Assainissement Non Collectif

Service public local chargé de conseiller et accompagner les particuliers dans la mise en place et le contrôle de leur installation d’assainissement non collectif. Comme pour l’assainissement collectif, ce service public fait l’objet d’une redevance qui en assure ainsi l’équilibre financier.

Une question, un doute ? Contactez le technicien au 03.81.86.47.27 ou Cette adresse e-mail est protégée contre les robots spammeurs. Vous devez activer le JavaScript pour la visualiser.

 

Les missions du SPANC

 

Le technicien du SPANC est chargé de contrôler les installations neuves et existantes, de conseiller et d’aider les particuliers. Les compétences facultatives sont l’entretien et la réhabilitation.

    • MAISONS NEUVES OU A REHABILITER : Intervention du SPANC en 2 étapes

      1ère étape : Le SPANC doit être contacté AVANT TOUT DEPOT DE DEMANDE DE PERMIS DE CONSTRUIRE car il doit vérifier la conformité du projet de l’installation d’Assainissement Non Collectif. Une attestation de conformité sera délivrée. Ce document, depuis le 1er juillet 2012, est une pièce obligatoire à joindre au dossier de demande de Permis de Construire.

      2nde étape : Une fois le permis de construire accordé et au moment de la prochaine réalisation des travaux d’assainissement, Le SPANC doit être contacté afin qu’il puisse venir vérifier la bonne exécution du dispositif d’ANC et ce avant remblaiement de la fouille. A l’issue de ce contrôle sur le terrain, un rapport de visite sera délivré.

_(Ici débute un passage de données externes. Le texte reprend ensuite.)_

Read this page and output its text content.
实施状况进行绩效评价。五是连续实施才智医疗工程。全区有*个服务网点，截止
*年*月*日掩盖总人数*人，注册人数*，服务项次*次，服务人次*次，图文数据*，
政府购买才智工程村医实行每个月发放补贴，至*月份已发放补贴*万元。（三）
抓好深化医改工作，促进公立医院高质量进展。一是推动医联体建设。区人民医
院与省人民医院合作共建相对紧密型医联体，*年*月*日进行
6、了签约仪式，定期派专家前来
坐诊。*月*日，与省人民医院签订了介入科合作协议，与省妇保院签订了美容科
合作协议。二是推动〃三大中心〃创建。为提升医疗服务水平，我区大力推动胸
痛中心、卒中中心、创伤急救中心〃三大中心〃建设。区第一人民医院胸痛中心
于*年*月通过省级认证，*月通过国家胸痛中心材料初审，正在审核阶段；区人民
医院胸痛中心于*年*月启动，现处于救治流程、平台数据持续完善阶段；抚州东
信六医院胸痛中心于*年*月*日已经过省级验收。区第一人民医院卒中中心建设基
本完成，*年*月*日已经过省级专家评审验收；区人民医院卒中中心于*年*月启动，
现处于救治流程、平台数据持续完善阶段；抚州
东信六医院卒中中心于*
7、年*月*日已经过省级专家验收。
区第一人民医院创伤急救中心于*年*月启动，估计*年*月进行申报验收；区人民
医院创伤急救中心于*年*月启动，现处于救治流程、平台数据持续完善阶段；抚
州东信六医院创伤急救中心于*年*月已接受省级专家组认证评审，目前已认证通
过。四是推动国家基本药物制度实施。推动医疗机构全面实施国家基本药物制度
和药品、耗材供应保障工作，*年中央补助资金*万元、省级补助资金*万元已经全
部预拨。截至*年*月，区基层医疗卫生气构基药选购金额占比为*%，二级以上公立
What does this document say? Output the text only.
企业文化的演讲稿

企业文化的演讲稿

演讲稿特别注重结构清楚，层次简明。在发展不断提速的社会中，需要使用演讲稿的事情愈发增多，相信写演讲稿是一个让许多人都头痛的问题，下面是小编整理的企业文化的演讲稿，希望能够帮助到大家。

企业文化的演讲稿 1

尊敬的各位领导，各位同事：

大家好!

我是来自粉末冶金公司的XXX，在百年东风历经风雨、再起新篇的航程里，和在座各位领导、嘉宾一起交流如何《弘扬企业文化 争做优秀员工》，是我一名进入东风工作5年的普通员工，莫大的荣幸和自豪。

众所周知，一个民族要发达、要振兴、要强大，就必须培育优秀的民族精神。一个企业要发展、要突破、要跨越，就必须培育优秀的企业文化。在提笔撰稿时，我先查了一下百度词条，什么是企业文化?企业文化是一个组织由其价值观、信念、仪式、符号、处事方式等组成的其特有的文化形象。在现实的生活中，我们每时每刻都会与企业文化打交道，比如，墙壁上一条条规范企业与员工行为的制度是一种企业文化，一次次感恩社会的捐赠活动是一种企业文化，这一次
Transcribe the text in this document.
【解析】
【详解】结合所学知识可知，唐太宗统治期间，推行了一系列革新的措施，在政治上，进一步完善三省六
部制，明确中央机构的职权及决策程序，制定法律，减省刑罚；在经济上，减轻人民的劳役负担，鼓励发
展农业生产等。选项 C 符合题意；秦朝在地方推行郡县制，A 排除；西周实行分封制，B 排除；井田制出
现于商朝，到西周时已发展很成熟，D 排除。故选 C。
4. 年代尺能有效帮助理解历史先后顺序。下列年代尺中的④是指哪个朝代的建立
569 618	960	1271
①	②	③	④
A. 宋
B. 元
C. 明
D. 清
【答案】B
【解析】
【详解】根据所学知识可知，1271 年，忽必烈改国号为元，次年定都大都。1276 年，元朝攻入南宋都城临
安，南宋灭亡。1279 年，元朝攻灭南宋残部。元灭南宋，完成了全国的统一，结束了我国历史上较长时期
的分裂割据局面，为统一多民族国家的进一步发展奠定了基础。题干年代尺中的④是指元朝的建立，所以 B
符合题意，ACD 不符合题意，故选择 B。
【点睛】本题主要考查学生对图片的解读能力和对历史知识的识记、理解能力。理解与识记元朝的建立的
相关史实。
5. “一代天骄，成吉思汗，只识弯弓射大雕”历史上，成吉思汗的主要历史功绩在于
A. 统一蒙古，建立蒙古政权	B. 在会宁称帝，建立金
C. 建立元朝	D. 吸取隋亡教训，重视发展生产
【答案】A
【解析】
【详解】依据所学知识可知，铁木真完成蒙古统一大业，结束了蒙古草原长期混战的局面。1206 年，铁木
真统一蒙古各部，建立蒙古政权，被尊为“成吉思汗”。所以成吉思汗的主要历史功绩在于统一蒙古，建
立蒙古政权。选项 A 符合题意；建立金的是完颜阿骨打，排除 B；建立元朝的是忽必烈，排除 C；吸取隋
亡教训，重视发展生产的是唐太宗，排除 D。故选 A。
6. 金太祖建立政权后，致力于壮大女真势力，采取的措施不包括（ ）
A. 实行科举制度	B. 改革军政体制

    • MAISONS EXISTANTES :

      1ère visite : Contrôle Diagnostic de l’existant

      - identifier, localiser et caractériser les dispositifs constituant l’installation
      - repérer l’accessibilité et les défauts d’entretien et d’usure éventuels
      - vérifier le respect des prescriptions techniques réglementaires en vigueur lors de la réalisation ou la réhabilitation de l’installation
      - constater que le fonctionnement de l’installation ne créé pas de risques environnementaux, de risques sanitaires ou de nuisances
      16 points de contrôle sont vérifiés à minima.

      Visites suivantes : Contrôle périodique (tous les 4 ans sur la CCALL)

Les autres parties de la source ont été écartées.